Fix available for 4.15 and 4.16 users
If you’re using these engine versions follow these steps:-
In your Content Browser’s View options enable the “Show Plugin Content” button.
Navigate to the “Don Mesh Painting Content” folder and open the Materials/PositionsTextureBaking subfolder.
Open all the material assets in this folder and in the details panel search for the “Use With Morph Targets” checkbox.
Enable the checkbox for each material and save them. You will now be able to paint on meshes with morphs (corrective/static).
Status for 4.17 and 4.18 users
With 4.17 there was a regression of an engine bug which resets morph targets for a frame when Set Material is called. This is what causes the flickering described above. I have reported this issue on answerhub (report link) for Epic to take a look at, hopefully it will be fixed.

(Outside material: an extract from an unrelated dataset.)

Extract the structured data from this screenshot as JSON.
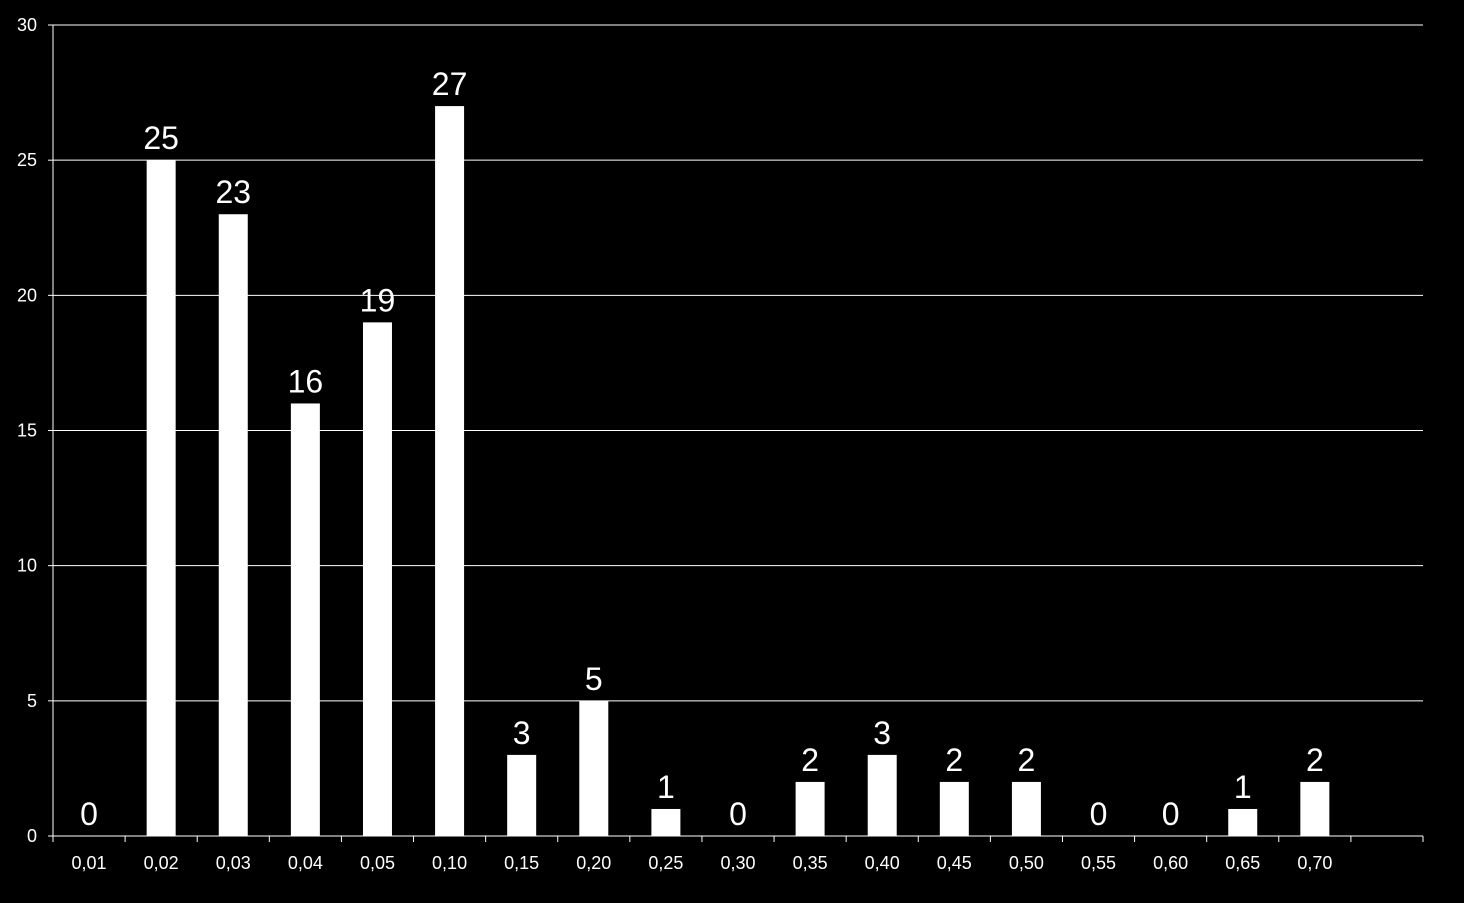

Appreciate your patience on this issue, please track the answerhub posts linked above if you are affected by this bug.
Well, I guess I was late to the party and missed out on the sale but this very well may be what I’ve been looking for. Could this be used in a city building game for allowing the player to draw roads on the terrain, like having large decals as road pieces that are restricted in a way that they would sort of snap to one another? Or maybe they paint a solid color where they want the roads, and then click a finish button or something and have a function that goes back and paints the roads over the lines they painted? And then can I get the world location from where they painted so I would be able to “connect” static meshes to the edges of the the roads, in the same way other city builders where services need a connection to roads? And of course remove any grass, rocks, trees, etc. where they paint?